Es mag im ersten Moment Rüsselsheim retten, aber es macht aus dem begehrenswerten Gut des Automobils das Wegwerfprodukt Auto, und das ist dann sicher kein 720 SSK oder Gordini mehr. Was schert die Subventionspolitik die Erfahrung: Großbritannien hat in den 70er Jahren auch versucht, mit einem Staatskonzern seine unbeliebten Automarken zu retten – MG und Rover gehören heute den Chinesen, Jaguar und Landrover einer indischen Firma, Mini, Rolls Royce und Bentley den Deutschen.

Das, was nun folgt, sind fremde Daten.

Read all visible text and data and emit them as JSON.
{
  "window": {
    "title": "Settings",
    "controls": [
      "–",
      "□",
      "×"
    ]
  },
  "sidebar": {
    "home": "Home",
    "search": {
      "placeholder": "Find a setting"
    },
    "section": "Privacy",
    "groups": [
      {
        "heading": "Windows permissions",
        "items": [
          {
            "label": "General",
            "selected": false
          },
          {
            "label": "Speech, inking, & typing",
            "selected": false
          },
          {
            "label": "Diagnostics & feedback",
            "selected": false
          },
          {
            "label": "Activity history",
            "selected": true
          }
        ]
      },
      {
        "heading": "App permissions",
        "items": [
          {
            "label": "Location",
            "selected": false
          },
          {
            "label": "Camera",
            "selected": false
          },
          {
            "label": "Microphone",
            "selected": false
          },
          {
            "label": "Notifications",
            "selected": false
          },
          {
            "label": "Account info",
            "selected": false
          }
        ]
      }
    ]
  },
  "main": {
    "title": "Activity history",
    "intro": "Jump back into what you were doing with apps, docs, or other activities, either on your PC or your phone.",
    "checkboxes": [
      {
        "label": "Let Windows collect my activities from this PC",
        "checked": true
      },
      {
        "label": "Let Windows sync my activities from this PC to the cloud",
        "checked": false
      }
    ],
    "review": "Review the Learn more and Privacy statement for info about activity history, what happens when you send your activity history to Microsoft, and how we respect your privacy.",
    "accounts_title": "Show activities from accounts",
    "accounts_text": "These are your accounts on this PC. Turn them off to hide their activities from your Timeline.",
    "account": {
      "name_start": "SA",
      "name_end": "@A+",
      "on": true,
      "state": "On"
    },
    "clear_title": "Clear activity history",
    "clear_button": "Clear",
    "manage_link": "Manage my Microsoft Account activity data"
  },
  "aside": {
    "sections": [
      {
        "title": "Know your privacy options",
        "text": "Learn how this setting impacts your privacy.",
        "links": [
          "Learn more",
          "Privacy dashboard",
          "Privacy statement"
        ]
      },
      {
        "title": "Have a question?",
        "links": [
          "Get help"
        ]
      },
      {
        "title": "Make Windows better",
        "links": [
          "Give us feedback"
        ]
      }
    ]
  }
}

Es ist vielleicht nicht das Schlimmste für eine Marke, in Schönheit zu sterben. Nur so kann es noch die Sehnsucht geben, die den Staatsbetrieben immer abgeht, egal ob Zug, Airbus oder Wartburg und seine Nachfolger. Nur Tote betrauert man und wünscht sich wirklich, in einem wollüstig geformten Allard nach Rom zu brausen, oder mit einem Sunbeam Talbot 90 Mk II über die lichten Hügel der Toskana zu gleiten. Nichts evoziert die Leidenschaft, von der uns die Werbung vergeblich überzeugen möchte, so sehr wie der Tod und das Unwiederbringliche. “Am Steuer seines Rennwagens hat er das Bewusstsein, nur noch von sich selbst abzuhängen”, schreibt Philippe Soupault, Großneffe des Autofabrikanten Louis Renault, 1929 über einen Rennfahrer, wenige Monate vor der Weltwirtschaftskrise. Es wäre sehr schade, würde man nach deren Neuauflage nur noch vom Staat abhängen.
Stellen Sie sich einfach die Frage: Würden Sie lieber neben Francoise Sagan und Francis Picabia durch Südfrankreich oder neben Angela Merkel und v.u.z. Guttenberg durch Brandenburg fahren?